MIN RATNA BAJRACHARYA
Breaking the lifelong tradition of celebrating Dasain at home in Tarai, my parents expressed desire to travel beyond the Himalaya this year on a pilgrimage. But the journey to Muktinath in Mustang last week was an eye opener, and a different kind of pilgrimage for me.
All along the route, passengers complained about being fleeced by extortionist bus fares. The festival rates were up to 30 per cent more than what the transporters normally charge. Across Nepal we saw old men and women, families travelling with children and students quarrelling with drivers and conductors about fares. There are no police raids or ministers parachuting in for a spot check. The looters were looting with abandon.
Which is why it was such a populist move for the new prime minister to say he was going to crack down on price gougers. He didn't have to go after everyone. As long as the few bus conductors arrested for overcharging appeared on evening tv news, it gave the impression he was tackling the problem.
Ticket prices for buses in Nepal are bizarre and ad hoc. At the ticket counter in Ghasa, three foreigners paid Rs 500 each for a 45 minute ride Rupse Chhango while Nepalis had to pay Rs 300. It looks like the two-tier ticketing to enter Bhaktapur and get on a domestic flight applies here too. The road to Jomsom was muddy and dangerously slippery due to the protracted monsoon. Our Mustang lurched from side to side as we crossed over into Mustang. An elderly couple chided us for risking our young lives. "We are old and have lived our lives in full, why are you here?" they asked.
Josmom was jam-packed with touriss and there wasn't a hotel room empty—unless you were willing to pay the "Dasain Rate". The same price anarchy of the bus companies was rife at the lodges. The only compensation was the spectacular view of Nilgiri which took away all the fatigue and for the first time in months the lungs breathed in clean air. Up the Kali Gandaki Valley in Kagbeni the next day, the menu prices looked scary, and we decided to settle for the porters' dal bhat available in shops behind the tourist lodges.
It wasn't just the prices that were scary.
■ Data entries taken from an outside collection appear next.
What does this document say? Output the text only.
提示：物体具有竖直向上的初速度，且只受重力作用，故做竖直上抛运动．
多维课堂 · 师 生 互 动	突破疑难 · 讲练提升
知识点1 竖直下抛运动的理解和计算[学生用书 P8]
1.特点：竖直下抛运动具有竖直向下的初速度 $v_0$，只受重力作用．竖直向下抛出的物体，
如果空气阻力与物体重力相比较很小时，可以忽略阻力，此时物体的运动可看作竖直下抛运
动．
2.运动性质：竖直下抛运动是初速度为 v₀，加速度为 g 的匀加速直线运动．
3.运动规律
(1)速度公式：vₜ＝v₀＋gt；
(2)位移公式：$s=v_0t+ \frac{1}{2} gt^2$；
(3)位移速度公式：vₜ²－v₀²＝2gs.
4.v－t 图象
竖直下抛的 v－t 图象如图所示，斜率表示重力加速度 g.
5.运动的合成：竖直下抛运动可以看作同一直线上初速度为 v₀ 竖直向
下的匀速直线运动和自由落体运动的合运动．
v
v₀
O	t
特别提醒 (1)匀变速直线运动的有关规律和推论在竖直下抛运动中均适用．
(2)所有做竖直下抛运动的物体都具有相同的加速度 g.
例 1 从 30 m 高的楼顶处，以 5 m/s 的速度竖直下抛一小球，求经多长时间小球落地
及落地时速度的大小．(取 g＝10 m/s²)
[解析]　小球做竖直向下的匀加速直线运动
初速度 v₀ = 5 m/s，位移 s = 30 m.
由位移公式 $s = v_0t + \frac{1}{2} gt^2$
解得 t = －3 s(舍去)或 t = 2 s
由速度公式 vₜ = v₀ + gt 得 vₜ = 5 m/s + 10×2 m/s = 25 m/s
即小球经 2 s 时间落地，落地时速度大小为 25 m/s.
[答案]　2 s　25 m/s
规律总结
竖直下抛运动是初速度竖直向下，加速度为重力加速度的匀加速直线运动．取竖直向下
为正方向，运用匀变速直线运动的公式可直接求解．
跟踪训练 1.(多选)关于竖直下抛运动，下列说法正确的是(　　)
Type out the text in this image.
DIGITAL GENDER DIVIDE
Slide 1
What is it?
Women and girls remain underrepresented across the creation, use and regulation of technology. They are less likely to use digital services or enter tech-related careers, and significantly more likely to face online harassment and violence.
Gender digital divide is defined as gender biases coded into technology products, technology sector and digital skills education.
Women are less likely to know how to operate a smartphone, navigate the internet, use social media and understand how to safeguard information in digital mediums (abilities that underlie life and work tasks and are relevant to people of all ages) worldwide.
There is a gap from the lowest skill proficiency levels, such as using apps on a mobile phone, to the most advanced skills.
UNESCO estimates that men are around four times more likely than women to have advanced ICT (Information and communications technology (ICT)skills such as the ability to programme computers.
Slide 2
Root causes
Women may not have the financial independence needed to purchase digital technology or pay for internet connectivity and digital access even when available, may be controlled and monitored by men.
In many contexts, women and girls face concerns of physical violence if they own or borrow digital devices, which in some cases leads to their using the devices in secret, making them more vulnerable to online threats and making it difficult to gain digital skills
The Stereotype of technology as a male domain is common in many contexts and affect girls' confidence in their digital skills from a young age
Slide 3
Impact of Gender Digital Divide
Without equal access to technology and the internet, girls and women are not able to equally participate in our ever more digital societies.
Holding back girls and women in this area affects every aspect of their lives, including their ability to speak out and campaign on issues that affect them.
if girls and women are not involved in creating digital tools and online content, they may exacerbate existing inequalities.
From instant soups, noodles, canned fish, chocolate bars to energy drinks and even paracetamol tablets everything was past its expiry date. The government's pre-Dasain food quality inspection teams were never going to get here. We pointed out that the instant noodle we were about to buy was one year past its expiry date. The Sauni in Kagbeni replied matter-of-factly: "How can it be expired? My husband got it from the city only two months back." The only sub-healthpost in the area was padlocked and the villagers were at the mercy of an ill equipped clinic nearby and, surprise surprise, most of the cases it treats are food poisoning.
If we are to rate the Baburam government on daily administration, it will score better than its predecessors. Corruption in the bureaucracy seems to be down this festival season, despite the health minister blatantly bribing journalists. Crime also seems to be down this Dasain-Tihar. But why aren't the people feeling relief then?
No matter how much patch-work reform Baburam does, as long as the politics is in turmoil life will be difficult for the citizens. A weak polity ensures weak governance and rule of law, and ultimately takes a toll on the economy. Places like Manang, Mustang, Rolpa, Rukum, Dolpa and Achham need sustained and planned injection of development which is only possible under a stable and prospering economy.
Speaker Subhas Chandra Nembang made a public statement this week in which he requested the people to exert constructive pressure on the political parties. The fact that the parties are holding the constitution-drafting hostage to the peace process shows that they are already doing their post peace-process mathematics. They do not care how long the present crisis lingers on so they will have more time to be prepared for an electoral showdown.
Up here in Mustang, though, people care less about what the prime minister drives than how much they have to pay to take a ride in an over-crowded Mustang to Jomsom.